The 70th annual Tony Awards occurred last night, though there was a heavy overcast in light of the horrific events that took place in Orlando just hours earlier. Still, the show went on, and several of the night’s most prominent figures gave heartfelt tributes to the victims throughout the show.
The Late Late Show‘s James Corden was the master of ceremonies at the Beacon Theatre, and he started the show with a somber address to the shooting that left 49 dead, and over 50 more injured.
“All we can say is you are not on your own right now; your tragedy is our tragedy. Theater is a place where every race, creed, sexuality, and gender is equal, is embraced, and is loved,” Corden said. “Hate will never win. Together, we have to make sure of that. Tonight’s show stands as a symbol and a celebration of that principle.”
Later in the broadcast, Hamilton creator and star-actor Lin-Manuel Miranda appeared on stage to accept the award for Best Original Score. During his acceptance speech, Miranda presented an original sonnet about the massacre that seemed to nearly drive him to tears as he read it out loud.
“When senseless acts of tragedy reminds us that nothing here is promised. Not one day,” Miranda said. “Love is love is love is love is love, and love cannot be killed or swept aside. Fill the world with music, love and pride.”

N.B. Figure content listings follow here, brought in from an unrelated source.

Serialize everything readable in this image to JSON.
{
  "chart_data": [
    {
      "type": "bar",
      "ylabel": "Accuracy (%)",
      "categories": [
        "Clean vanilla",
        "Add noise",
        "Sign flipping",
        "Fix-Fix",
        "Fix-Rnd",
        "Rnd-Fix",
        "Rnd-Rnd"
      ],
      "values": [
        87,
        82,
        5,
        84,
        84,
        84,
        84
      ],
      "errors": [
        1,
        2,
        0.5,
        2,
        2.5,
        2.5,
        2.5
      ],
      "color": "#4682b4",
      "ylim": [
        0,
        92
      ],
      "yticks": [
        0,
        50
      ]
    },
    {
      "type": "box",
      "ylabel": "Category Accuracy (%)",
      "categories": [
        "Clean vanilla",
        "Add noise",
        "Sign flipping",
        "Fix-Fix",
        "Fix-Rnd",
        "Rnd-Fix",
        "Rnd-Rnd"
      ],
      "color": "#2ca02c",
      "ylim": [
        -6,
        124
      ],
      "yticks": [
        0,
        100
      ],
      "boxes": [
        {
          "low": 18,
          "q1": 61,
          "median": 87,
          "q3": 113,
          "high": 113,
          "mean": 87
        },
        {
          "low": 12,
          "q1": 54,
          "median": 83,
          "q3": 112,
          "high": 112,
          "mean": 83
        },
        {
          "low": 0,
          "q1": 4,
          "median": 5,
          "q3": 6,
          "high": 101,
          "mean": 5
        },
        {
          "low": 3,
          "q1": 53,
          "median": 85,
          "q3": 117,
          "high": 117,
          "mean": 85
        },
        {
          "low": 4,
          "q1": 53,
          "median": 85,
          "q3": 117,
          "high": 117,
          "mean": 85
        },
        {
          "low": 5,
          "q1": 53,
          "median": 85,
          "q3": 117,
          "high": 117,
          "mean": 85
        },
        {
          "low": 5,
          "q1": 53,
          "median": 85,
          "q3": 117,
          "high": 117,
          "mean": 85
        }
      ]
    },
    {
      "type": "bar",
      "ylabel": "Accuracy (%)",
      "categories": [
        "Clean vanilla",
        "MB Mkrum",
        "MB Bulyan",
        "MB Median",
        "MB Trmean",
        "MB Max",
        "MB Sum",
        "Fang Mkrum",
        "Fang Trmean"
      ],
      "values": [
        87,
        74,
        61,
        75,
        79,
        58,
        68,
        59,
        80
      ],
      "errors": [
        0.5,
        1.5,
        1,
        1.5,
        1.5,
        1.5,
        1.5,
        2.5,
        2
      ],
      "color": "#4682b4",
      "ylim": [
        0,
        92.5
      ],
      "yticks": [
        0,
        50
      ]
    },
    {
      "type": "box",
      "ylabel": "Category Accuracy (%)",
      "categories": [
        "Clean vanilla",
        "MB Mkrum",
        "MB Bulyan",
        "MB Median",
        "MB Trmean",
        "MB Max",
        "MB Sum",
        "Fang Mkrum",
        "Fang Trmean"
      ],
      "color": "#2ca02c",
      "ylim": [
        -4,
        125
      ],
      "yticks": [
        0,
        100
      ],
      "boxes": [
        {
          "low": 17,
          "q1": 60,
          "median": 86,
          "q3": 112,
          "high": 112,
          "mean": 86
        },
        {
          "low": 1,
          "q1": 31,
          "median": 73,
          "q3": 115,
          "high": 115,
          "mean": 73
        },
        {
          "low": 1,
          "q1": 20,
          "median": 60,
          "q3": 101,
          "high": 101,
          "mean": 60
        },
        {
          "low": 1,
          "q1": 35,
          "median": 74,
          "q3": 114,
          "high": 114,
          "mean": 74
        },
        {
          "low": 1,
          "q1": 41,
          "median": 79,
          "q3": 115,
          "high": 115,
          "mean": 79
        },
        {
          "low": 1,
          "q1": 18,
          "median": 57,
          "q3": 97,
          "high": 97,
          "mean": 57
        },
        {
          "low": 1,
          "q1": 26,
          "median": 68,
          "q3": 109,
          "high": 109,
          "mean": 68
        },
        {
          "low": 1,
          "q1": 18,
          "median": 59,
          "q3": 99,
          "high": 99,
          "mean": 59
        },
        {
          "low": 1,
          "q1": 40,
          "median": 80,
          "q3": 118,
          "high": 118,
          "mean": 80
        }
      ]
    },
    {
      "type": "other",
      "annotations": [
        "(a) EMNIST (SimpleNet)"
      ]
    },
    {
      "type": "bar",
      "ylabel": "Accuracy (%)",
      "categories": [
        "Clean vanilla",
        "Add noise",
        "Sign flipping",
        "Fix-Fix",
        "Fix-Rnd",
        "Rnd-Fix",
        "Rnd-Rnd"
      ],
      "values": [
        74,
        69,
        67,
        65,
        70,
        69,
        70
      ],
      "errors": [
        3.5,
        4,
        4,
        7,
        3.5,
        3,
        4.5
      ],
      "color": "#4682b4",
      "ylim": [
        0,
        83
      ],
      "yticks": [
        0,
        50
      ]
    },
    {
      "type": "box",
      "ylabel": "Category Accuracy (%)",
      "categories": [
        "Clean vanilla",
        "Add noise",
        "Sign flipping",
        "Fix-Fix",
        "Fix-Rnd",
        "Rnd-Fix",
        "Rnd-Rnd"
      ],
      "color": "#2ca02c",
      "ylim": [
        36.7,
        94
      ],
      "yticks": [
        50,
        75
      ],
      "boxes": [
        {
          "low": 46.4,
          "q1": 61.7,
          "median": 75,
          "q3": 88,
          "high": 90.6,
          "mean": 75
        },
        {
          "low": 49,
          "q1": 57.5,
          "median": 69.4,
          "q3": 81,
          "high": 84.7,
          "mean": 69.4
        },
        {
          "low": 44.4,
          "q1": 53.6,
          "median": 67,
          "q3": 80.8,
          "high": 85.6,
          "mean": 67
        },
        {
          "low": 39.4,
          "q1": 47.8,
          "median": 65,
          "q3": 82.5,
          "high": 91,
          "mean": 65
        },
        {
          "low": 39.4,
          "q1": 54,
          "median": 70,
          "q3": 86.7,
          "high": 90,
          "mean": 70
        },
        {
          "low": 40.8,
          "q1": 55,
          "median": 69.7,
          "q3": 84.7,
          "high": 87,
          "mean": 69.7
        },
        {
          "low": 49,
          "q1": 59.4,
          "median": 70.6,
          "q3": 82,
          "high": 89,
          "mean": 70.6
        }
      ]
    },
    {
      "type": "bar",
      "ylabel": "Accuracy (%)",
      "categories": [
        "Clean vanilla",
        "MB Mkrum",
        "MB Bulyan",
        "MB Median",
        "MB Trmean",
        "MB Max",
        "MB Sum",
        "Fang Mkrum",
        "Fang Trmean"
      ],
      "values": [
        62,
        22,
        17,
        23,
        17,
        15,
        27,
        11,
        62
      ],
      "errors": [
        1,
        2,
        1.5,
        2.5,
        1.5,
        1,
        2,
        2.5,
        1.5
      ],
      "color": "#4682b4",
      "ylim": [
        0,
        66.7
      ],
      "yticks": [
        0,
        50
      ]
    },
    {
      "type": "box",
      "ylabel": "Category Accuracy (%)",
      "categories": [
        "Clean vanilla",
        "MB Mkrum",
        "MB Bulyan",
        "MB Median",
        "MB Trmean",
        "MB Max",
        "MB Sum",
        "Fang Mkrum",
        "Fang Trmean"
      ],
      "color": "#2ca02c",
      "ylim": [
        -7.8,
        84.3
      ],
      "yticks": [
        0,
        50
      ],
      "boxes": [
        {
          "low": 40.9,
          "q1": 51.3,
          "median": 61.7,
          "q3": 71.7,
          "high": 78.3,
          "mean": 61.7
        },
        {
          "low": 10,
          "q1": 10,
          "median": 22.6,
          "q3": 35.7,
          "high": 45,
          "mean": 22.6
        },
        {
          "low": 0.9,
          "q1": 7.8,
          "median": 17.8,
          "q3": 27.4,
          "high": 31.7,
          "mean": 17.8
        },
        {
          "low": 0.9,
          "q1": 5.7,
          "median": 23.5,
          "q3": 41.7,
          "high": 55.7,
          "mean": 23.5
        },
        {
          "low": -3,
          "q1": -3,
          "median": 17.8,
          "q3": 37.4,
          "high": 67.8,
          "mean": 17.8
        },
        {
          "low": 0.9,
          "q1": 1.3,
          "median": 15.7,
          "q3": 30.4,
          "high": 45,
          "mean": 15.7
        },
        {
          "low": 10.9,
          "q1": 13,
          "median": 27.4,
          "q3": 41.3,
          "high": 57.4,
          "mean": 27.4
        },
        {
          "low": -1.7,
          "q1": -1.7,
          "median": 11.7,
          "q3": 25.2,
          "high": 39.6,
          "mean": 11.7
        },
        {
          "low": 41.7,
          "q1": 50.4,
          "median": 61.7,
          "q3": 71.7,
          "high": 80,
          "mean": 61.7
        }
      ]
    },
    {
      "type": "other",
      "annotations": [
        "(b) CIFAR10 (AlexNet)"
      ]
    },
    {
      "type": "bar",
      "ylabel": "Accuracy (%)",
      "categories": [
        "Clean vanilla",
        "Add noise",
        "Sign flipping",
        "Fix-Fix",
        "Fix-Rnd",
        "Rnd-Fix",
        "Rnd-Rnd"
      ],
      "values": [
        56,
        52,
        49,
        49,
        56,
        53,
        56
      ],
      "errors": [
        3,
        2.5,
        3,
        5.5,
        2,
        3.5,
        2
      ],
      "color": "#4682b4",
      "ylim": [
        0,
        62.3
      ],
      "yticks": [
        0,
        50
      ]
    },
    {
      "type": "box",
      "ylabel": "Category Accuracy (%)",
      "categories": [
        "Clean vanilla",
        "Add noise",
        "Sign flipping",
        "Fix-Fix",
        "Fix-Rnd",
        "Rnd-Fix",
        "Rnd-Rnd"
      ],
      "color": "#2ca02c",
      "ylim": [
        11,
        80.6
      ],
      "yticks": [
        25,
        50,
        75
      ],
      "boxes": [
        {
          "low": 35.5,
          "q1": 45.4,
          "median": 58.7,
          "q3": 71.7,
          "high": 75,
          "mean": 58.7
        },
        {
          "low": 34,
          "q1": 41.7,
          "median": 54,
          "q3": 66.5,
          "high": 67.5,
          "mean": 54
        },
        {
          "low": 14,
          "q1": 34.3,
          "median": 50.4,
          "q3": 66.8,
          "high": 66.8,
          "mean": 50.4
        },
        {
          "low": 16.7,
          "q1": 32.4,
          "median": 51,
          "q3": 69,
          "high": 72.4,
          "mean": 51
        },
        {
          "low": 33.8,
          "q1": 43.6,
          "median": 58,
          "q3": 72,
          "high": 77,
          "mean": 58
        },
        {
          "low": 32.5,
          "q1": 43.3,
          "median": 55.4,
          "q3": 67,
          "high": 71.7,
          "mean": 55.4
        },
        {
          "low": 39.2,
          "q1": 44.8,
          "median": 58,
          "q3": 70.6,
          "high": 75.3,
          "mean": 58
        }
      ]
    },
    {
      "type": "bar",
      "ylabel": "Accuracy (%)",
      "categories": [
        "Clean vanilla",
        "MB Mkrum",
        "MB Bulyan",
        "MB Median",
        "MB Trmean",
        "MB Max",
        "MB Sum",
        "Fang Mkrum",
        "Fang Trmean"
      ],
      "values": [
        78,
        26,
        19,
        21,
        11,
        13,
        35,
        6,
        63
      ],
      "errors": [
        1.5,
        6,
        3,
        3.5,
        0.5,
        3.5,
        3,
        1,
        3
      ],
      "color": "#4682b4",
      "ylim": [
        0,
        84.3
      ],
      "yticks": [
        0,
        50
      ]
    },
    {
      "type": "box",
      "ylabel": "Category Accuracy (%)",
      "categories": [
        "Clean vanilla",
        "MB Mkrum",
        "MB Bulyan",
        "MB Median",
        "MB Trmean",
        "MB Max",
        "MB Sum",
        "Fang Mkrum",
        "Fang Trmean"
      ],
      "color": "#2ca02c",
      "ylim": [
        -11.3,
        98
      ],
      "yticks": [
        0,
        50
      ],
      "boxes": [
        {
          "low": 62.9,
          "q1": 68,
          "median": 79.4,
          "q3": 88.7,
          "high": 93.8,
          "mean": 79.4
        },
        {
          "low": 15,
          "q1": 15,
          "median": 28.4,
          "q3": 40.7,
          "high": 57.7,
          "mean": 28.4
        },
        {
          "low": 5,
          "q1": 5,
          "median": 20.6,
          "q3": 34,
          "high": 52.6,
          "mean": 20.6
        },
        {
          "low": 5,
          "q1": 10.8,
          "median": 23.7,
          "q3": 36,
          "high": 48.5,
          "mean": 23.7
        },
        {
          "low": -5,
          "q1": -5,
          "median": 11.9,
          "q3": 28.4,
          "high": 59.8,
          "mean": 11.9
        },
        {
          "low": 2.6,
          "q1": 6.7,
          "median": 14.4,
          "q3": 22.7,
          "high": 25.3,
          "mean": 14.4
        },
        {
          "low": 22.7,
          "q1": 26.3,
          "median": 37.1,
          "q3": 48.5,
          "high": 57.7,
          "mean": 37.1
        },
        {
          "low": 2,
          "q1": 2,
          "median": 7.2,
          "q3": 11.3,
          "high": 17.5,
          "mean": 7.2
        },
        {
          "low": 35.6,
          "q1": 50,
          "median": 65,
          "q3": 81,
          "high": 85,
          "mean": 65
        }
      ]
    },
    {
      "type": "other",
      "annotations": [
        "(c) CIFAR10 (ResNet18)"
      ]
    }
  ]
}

— Hollywood Reporter (@THR) June 13, 2016
These tributes and more came as follow-ups to how the Hamilton cast decided to leave out their prop muskets during their musical performance that night. The Father actor Frank Langhella also gave a noteworthy tribute to the victims, saying “I’m standing in a room full of the most generous human beings on Earth and we will be with you ever step of the way.”